Após o Conselheiro Relator ter dado oportunidade aos Recorrentes para se pronunciarem sobre a admissibilidade do recurso, foi proferido acórdão pelo Supremo Tribunal de Justiça em 17 de janeiro de 2013 que não o admitiu.
Tendo visto indeferido um pedido de aclaração desta decisão, a Autora B. interpôs recurso para o Tribunal Constitucional nos seguintes termos:
“…notificada que foi do douto Acórdão proferido em Conferência no Supremo Tribunal de Justiça, que esclarece e confirma a não admissão do Recurso de Revista interposto, por ser tal decisão desconforme à lei e padecer de inconstitucionalidade a aplicação do DL 303/2007 de 24 de agosto, bem como da interpretação do artigo 265.º ex vi artigo 508.º/1 ambos CPC, face aos artigos 20.º e 202.º ambos da CRP, vem ao abrigo do art. 70.º da LTC interpor RECURSO para o douto Tribunal Constitucional…”.
Foi proferida a decisão sumária n.º 532/2013 de não conhecimento do recurso.
A Recorrente reclamou desta decisão para a conferência, tendo sido proferido, em 28-11-2013, o Acórdão n.º 817/2013 que indeferiu a reclamação.
A Recorrente foi notificada desta decisão por carta registada expedida para o seu mandatário em 29 de novembro de 2013.

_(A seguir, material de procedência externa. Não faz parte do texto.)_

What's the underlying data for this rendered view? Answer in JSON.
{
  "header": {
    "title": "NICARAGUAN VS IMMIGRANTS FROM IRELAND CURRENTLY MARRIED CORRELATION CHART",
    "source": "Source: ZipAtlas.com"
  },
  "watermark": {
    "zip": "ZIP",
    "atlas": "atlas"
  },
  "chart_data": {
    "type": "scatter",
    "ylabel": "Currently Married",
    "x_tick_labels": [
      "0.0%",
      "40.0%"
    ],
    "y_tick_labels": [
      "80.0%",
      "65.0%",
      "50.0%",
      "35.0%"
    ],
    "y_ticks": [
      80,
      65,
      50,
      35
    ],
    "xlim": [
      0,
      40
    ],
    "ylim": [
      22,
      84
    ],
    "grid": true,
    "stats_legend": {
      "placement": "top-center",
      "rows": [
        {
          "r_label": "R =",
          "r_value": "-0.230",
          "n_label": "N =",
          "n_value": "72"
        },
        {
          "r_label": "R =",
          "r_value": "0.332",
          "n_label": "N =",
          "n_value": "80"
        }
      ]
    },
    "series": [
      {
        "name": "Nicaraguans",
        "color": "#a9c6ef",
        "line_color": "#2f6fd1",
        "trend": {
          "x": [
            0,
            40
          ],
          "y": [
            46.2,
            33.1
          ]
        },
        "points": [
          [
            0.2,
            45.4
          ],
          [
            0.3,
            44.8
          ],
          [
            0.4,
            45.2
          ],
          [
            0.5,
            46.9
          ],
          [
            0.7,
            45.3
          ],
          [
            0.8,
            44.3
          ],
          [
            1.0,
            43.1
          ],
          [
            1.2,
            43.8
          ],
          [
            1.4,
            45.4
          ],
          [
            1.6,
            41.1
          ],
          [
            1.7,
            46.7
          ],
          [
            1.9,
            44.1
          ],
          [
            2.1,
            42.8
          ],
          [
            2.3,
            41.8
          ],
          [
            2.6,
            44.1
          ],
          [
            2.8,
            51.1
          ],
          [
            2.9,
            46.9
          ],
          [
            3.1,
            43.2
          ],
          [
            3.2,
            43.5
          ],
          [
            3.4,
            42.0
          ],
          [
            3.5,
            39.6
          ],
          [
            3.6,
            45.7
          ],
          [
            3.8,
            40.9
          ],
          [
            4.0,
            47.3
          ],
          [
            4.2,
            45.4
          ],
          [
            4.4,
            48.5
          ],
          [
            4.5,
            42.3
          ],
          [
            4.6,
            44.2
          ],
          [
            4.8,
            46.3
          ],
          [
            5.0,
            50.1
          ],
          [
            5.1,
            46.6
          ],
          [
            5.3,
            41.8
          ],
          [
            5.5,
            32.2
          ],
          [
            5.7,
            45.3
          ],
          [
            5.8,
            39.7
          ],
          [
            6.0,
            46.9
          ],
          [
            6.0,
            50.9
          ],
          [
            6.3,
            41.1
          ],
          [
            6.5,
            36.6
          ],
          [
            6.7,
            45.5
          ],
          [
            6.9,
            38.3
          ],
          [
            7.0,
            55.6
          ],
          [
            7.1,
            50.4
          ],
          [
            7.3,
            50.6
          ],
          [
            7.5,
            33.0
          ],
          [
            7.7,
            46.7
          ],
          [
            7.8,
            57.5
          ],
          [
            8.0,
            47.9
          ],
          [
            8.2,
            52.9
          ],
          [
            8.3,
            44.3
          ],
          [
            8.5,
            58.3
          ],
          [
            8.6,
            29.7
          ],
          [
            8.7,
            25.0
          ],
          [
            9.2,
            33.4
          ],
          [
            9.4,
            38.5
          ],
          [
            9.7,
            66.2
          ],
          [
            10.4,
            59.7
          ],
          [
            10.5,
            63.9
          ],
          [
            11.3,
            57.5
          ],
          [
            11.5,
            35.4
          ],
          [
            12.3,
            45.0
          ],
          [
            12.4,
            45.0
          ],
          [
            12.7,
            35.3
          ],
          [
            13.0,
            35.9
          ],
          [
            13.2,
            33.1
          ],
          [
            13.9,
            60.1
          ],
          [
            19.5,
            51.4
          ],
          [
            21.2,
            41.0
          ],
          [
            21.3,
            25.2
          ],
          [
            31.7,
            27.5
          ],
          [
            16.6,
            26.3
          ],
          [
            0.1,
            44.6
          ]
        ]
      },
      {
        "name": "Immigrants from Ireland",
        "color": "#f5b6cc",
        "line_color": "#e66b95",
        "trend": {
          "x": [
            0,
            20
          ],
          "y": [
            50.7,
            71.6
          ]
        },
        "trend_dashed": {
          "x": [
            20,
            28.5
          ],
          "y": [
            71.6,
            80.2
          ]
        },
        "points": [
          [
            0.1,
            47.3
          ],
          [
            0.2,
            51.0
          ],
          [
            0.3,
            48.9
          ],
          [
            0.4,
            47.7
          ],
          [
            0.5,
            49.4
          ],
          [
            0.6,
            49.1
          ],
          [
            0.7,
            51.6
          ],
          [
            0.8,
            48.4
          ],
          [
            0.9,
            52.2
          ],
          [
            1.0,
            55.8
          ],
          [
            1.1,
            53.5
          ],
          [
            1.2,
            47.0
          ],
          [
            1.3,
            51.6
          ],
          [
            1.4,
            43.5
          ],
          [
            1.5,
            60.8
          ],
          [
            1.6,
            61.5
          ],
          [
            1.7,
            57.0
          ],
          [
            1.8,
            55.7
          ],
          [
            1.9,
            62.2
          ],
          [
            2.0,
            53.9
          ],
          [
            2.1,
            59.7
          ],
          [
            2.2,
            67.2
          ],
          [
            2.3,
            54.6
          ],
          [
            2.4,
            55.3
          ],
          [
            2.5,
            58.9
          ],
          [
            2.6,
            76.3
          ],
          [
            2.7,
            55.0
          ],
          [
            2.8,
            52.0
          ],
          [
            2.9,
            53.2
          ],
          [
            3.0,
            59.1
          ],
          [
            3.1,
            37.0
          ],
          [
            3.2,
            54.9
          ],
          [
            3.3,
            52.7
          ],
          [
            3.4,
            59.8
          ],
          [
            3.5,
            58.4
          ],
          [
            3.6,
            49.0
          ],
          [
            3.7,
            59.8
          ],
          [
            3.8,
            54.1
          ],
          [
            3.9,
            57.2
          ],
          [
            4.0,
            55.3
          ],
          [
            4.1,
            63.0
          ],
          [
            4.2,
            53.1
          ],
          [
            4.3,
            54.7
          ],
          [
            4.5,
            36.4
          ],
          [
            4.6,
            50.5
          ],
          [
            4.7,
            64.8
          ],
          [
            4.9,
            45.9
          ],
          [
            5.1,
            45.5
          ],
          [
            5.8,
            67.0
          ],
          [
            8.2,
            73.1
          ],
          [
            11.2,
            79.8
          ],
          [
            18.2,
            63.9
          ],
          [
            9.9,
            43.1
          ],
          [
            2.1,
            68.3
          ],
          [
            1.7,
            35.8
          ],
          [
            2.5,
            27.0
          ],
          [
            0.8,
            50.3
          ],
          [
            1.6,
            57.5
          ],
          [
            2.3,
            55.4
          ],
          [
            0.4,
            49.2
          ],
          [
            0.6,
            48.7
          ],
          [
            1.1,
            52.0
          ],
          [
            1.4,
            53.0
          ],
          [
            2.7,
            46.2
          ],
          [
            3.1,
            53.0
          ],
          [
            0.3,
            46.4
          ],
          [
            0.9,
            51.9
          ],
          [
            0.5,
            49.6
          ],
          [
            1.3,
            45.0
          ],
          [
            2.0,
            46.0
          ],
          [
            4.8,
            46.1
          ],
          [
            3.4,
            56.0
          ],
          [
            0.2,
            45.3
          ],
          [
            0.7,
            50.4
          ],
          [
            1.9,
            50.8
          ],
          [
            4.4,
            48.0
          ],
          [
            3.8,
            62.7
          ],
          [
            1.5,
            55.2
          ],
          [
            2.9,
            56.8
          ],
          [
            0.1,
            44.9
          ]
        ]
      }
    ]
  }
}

A Recorrente em 17 de dezembro de 2013, através do seu mandatário, enviou um requerimento para o Tribunal Constitucional, dizendo pretender “interpor Reclamação para o Pleno das Secções do douto Tribunal Constitucional”.
Tendo este requerimento dado entrada no 3.º dia para além do termo do prazo para interposição de recurso para o Plenário do Tribunal Constitucional e não se mostrando paga a multa prevista no artigo 139.º, n.º 5, do Novo Código de Processo Civil, foram emitidas pela secretaria guias para pagamento dessa multa, acrescida da penalização prevista no artigo 139.º, n.º 6, do Novo Código de Processo Civil, e notificada a Recorrente para o seu pagamento.
A multa não foi paga.
Na sequência foi proferido despacho pelo Relator de “não admissão do recurso para o Plenário do Tribunal Constitucional”, com a seguinte fundamentação:
“A Recorrente interpôs recurso para o “Pleno das Secções” do acórdão n.º 817/13, proferido nos presentes autos em 28 de novembro de 2013, que indeferiu reclamação para a conferência de decisão sumária que não conheceu do objeto de recurso interposto para o Tribunal Constitucional.

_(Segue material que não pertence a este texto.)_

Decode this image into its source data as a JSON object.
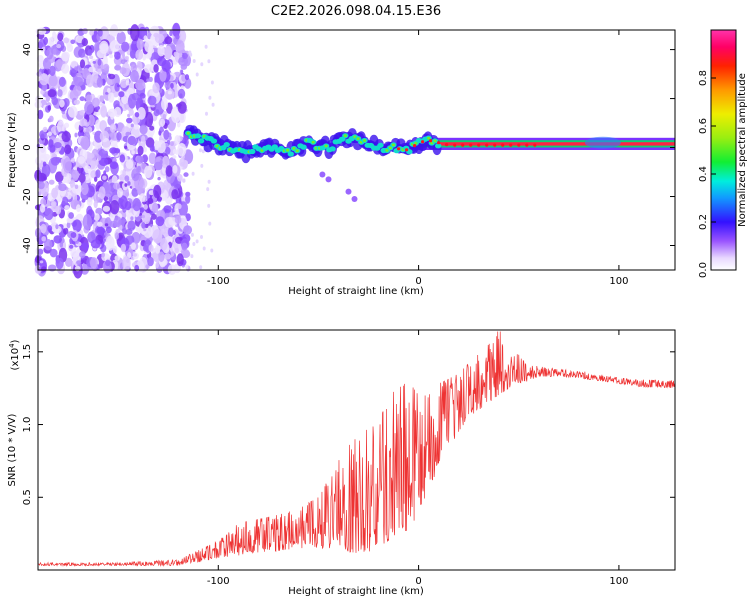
{
  "title": "C2E2.2026.098.04.15.E36",
  "chart_data": [
    {
      "type": "heatmap",
      "xlabel": "Height of straight line (km)",
      "ylabel": "Frequency (Hz)",
      "xlim": [
        -190,
        128
      ],
      "ylim": [
        -50,
        48
      ],
      "x_ticks": [
        -100,
        0,
        100
      ],
      "y_ticks": [
        -40,
        -20,
        0,
        20,
        40
      ],
      "colorbar": {
        "label": "Normalized spectral amplitude",
        "range": [
          0,
          1
        ],
        "ticks": [
          0.0,
          0.2,
          0.4,
          0.6,
          0.8
        ],
        "tick_labels": [
          "0.0",
          "0.2",
          "0.4",
          "0.6",
          "0.8"
        ]
      },
      "features": {
        "noise_region_x": [
          -190,
          -115
        ],
        "signal_track": [
          [
            -115,
            6
          ],
          [
            -105,
            3
          ],
          [
            -95,
            0
          ],
          [
            -85,
            -2
          ],
          [
            -75,
            1
          ],
          [
            -65,
            -2
          ],
          [
            -55,
            2
          ],
          [
            -45,
            0
          ],
          [
            -35,
            4
          ],
          [
            -25,
            1
          ],
          [
            -15,
            0
          ],
          [
            -5,
            -1
          ],
          [
            0,
            2
          ],
          [
            5,
            3
          ],
          [
            15,
            1
          ],
          [
            30,
            1
          ],
          [
            50,
            1
          ],
          [
            75,
            1
          ],
          [
            95,
            1
          ],
          [
            128,
            1
          ]
        ],
        "aside_blobs": [
          [
            -35,
            -18
          ],
          [
            -32,
            -21
          ],
          [
            -48,
            -11
          ],
          [
            -45,
            -13
          ]
        ]
      }
    },
    {
      "type": "line",
      "xlabel": "Height of straight line (km)",
      "ylabel": "SNR (10 * V/V)",
      "y_multiplier": "(x10",
      "y_multiplier_exp": "4",
      "y_multiplier_close": ")",
      "xlim": [
        -190,
        128
      ],
      "ylim": [
        0,
        1.65
      ],
      "x_ticks": [
        -100,
        0,
        100
      ],
      "y_ticks": [
        0.5,
        1.0,
        1.5
      ],
      "y_tick_labels": [
        "0.5",
        "1.0",
        "1.5"
      ],
      "color": "#ee3333",
      "series_envelope": [
        [
          -190,
          0.03,
          0.05
        ],
        [
          -150,
          0.03,
          0.05
        ],
        [
          -120,
          0.03,
          0.07
        ],
        [
          -100,
          0.08,
          0.2
        ],
        [
          -90,
          0.1,
          0.32
        ],
        [
          -80,
          0.12,
          0.35
        ],
        [
          -70,
          0.13,
          0.38
        ],
        [
          -60,
          0.15,
          0.42
        ],
        [
          -50,
          0.15,
          0.5
        ],
        [
          -40,
          0.15,
          0.75
        ],
        [
          -30,
          0.1,
          0.95
        ],
        [
          -20,
          0.15,
          1.0
        ],
        [
          -15,
          0.2,
          1.2
        ],
        [
          -10,
          0.2,
          1.25
        ],
        [
          -5,
          0.25,
          1.3
        ],
        [
          0,
          0.4,
          1.2
        ],
        [
          5,
          0.55,
          1.2
        ],
        [
          10,
          0.7,
          1.28
        ],
        [
          20,
          0.95,
          1.35
        ],
        [
          25,
          1.05,
          1.42
        ],
        [
          35,
          1.15,
          1.55
        ],
        [
          40,
          1.2,
          1.65
        ],
        [
          45,
          1.25,
          1.58
        ],
        [
          50,
          1.28,
          1.48
        ],
        [
          55,
          1.3,
          1.42
        ],
        [
          60,
          1.33,
          1.4
        ],
        [
          70,
          1.33,
          1.38
        ],
        [
          80,
          1.32,
          1.37
        ],
        [
          90,
          1.3,
          1.35
        ],
        [
          100,
          1.28,
          1.32
        ],
        [
          110,
          1.26,
          1.31
        ],
        [
          128,
          1.25,
          1.3
        ]
      ]
    }
  ]
}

Das decisões das secções apenas é admissível recurso para o Plenário do Tribunal Constitucional nas situações e nos termos do artigo 79.º - D, da LTC, o qual deve ser interposto no prazo de 10 dias.
O Recorrente interpôs o recurso no 3.º dia após o termo desse prazo, não tendo pago a multa prevista no n.º 5, do artigo 139.º, do Código de Processo Civil, nem a prevista no n.º 6, do mesmo artigo, após notificado para o efeito.
Assim, por extemporaneidade, não se admite o recurso interposto.”
A Recorrente vem agora apresentar reclamação deste despacho, invocando o disposto no artigo 77.º, da LTC, nos seguintes termos:
1. Veio a recorrente notificada, por douto despacho ora em crise, que por extemporaneidade não foi admitido o recurso por si interposto.
2. Para tanto, vem o indeferimento fundamentado que o recurso foi interposto no terceiro dia útil e que, não tendo sido paga a multa prevista processualmente, é o recurso julgado extemporâneo.
Ora salvo melhor entendimento, não pode colher tal interpretação,
3. Na verdade. o não pagamento de multa não pode ter corno consequência processual o desentranhamento processual ou sequer a sua determinação como prática extemporânea, nos moldes corno os praticados in casu, do recurso interposto.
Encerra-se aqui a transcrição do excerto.